Hace unos días me encontré con una nena de 5 años que estaba disfrazada de hada. Tenía unas alitas coloridas y un vestido muy bonito. Muy entusiasmada me contó que había estado jugando con su papá y que, con ayuda de su varita y un poquito de polvo mágico, podía hacer aparecer cosas.
La miré fijamente y le dije que tenía una tarea muy difícil y muy importante para encomendarle.
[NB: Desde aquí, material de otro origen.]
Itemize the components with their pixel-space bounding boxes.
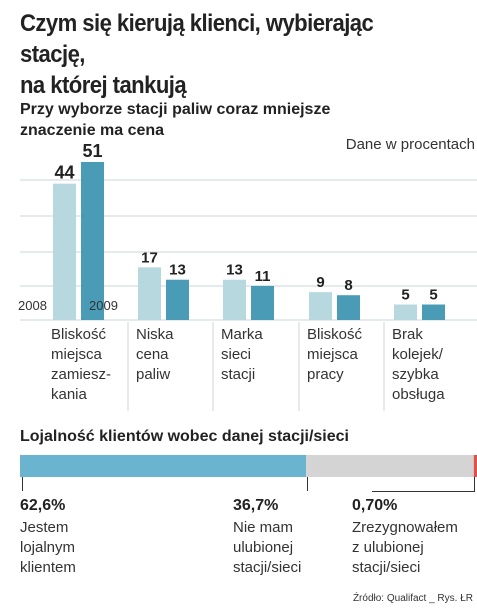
chart-title: Czym się kierują klienci, wybierając sta… — [20, 8, 429, 101]
category-label-line: Brak — [392, 326, 423, 343]
category-label-0: Bliskość miejsca zamiesz-kania — [51, 325, 111, 405]
data-label-2009-3: 8 — [344, 277, 352, 294]
loyalty-pct-2: 0,70% — [352, 497, 398, 514]
subtitle-line-2: znaczenie ma cena — [20, 122, 165, 139]
title-line-1: Czym się kierują klienci, wybierając sta… — [20, 10, 374, 68]
category-label-line: zamiesz- — [51, 366, 112, 383]
loyalty-desc-2: Zrezygnowałem z ulubionej stacji/sieci — [352, 518, 458, 578]
bar-2009-4 — [422, 304, 445, 320]
title-line-2: na której tankują — [20, 72, 187, 99]
category-label-line: Marka — [221, 326, 263, 343]
category-label-line: miejsca — [51, 346, 102, 363]
loyalty-tick-2 — [474, 477, 475, 491]
chart-subtitle: Przy wyborze stacji paliw coraz mniejsze… — [20, 99, 470, 141]
category-label-line: paliw — [136, 366, 171, 383]
loyalty-desc-line: Nie mam — [233, 519, 294, 536]
loyalty-desc-line: stacji/sieci — [352, 559, 421, 576]
loyalty-desc-line: Zrezygnowałem — [352, 519, 458, 536]
bar-2008-1 — [138, 267, 161, 320]
loyalty-tick-1 — [307, 477, 308, 491]
bar-2008-0 — [53, 183, 76, 320]
source-note: Źródło: Qualifact _ Rys. ŁR — [352, 593, 473, 604]
bar-2008-3 — [309, 292, 332, 320]
data-label-2008-4: 5 — [401, 287, 409, 304]
loyalty-segment-2 — [473, 455, 477, 477]
data-label-2008-0: 44 — [54, 163, 74, 183]
bar-2008-4 — [394, 304, 417, 320]
year-label-2009: 2009 — [89, 298, 118, 313]
bar-2009-2 — [251, 285, 274, 320]
category-label-line: kania — [51, 386, 87, 403]
loyalty-tick-0 — [22, 477, 23, 491]
data-label-2008-1: 17 — [141, 249, 158, 266]
data-label-2009-1: 13 — [169, 262, 186, 279]
data-label-2009-2: 11 — [255, 268, 271, 285]
category-label-line: Niska — [136, 326, 174, 343]
loyalty-desc-line: klientem — [20, 559, 76, 576]
category-label-line: Bliskość — [307, 326, 363, 343]
bar-2009-0 — [81, 162, 104, 320]
year-label-2008: 2008 — [18, 298, 47, 313]
category-label-line: sieci — [221, 346, 252, 363]
category-label-4: Brak kolejek/szybka obsługa — [392, 325, 445, 405]
loyalty-section-title: Lojalność klientów wobec danej stacji/si… — [20, 428, 349, 445]
loyalty-segment-1 — [306, 455, 474, 477]
category-label-2: Marka sieci stacji — [221, 325, 263, 385]
loyalty-pct-0: 62,6% — [20, 497, 66, 514]
loyalty-connector — [372, 491, 475, 492]
units-note: Dane w procentach — [345, 136, 475, 153]
data-label-2008-2: 13 — [226, 262, 243, 279]
category-label-line: obsługa — [392, 386, 445, 403]
loyalty-segment-0 — [20, 455, 307, 477]
category-label-line: pracy — [307, 366, 344, 383]
bar-2009-3 — [337, 295, 360, 320]
bar-2008-2 — [223, 279, 246, 320]
loyalty-desc-0: Jestem lojalnym klientem — [20, 518, 76, 578]
subtitle-line-1: Przy wyborze stacji paliw coraz mniejsze — [20, 101, 331, 118]
category-label-line: miejsca — [307, 346, 358, 363]
loyalty-desc-line: stacji/sieci — [233, 559, 302, 576]
data-label-2009-4: 5 — [429, 287, 437, 304]
loyalty-pct-1: 36,7% — [233, 497, 279, 514]
category-label-line: stacji — [221, 366, 256, 383]
category-label-1: Niska cena paliw — [136, 325, 174, 385]
bar-2009-1 — [166, 279, 189, 320]
category-label-3: Bliskość miejsca pracy — [307, 325, 362, 385]
category-label-line: cena — [136, 346, 169, 363]
loyalty-desc-1: Nie mam ulubionej stacji/sieci — [233, 518, 301, 578]
data-label-2008-3: 9 — [316, 274, 324, 291]
category-label-line: Bliskość — [51, 326, 107, 343]
loyalty-desc-line: ulubionej — [233, 539, 294, 556]
loyalty-desc-line: Jestem — [20, 519, 69, 536]
category-label-line: kolejek/ — [392, 346, 443, 363]
data-label-2009-0: 51 — [82, 141, 102, 161]
category-label-line: szybka — [392, 366, 439, 383]
loyalty-desc-line: lojalnym — [20, 539, 76, 556]
loyalty-desc-line: z ulubionej — [352, 539, 424, 556]
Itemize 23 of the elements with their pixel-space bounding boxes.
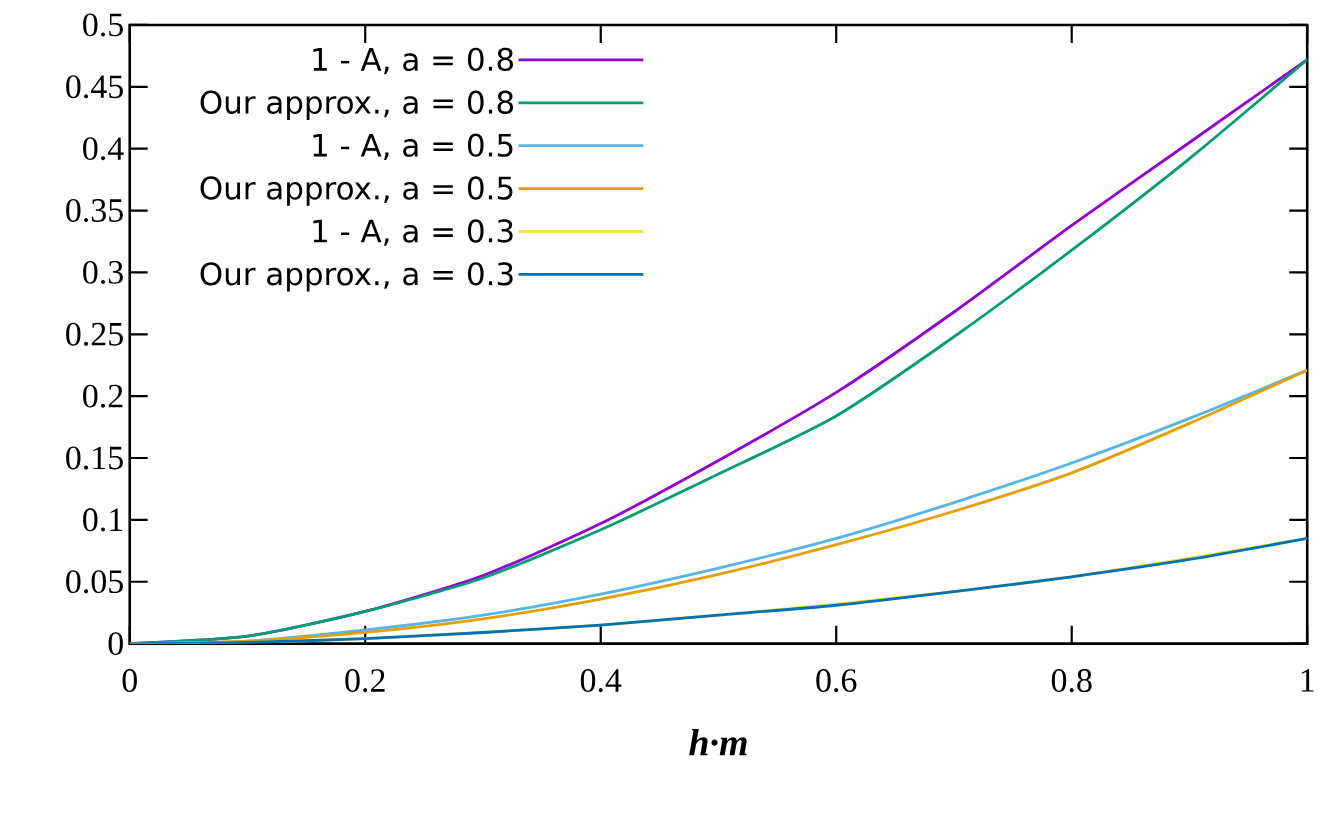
legend-label: 1 - A, a = 0.8 (313, 47, 514, 75)
y-tick-label: 0.3 (83, 260, 123, 284)
y-tick-label: 0.1 (83, 508, 123, 532)
x-tick-label: 0.8 (1051, 668, 1092, 693)
legend-label: 1 - A, a = 0.5 (313, 133, 513, 160)
legend-label: 1 - A, a = 0.3 (313, 219, 513, 246)
legend-label: Our approx., a = 0.8 (200, 90, 514, 120)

Ella me miró pensativa y con una leve sonrisa en sus labios. “¿Qué tengo que hacer?”, me preguntó absorta. “Tenés que hacer aparecer a mi hijo que hace mucho que no lo veo y lo extraño mucho. Quiero llevarlo a la plaza y abrazarlo bien fuerte”, le contesté ilusionado. Entonces movió su varita, puso cara de hada, y después de unos segundos me dijo: “ahora no puedo, pero en mi casa le digo a mi mamá que me ayude y trato otra vez”.
Y así se fue la pequeña hadita, saltando feliz, con mi sueño y su alitas, y yo me quedé pensando en vos, abatido por un lado y esperanzado por el otro, confiando en que la magia de un hada pueda resolver lo que los humanos no podemos. Te extraño hijo. Cada vez falta menos.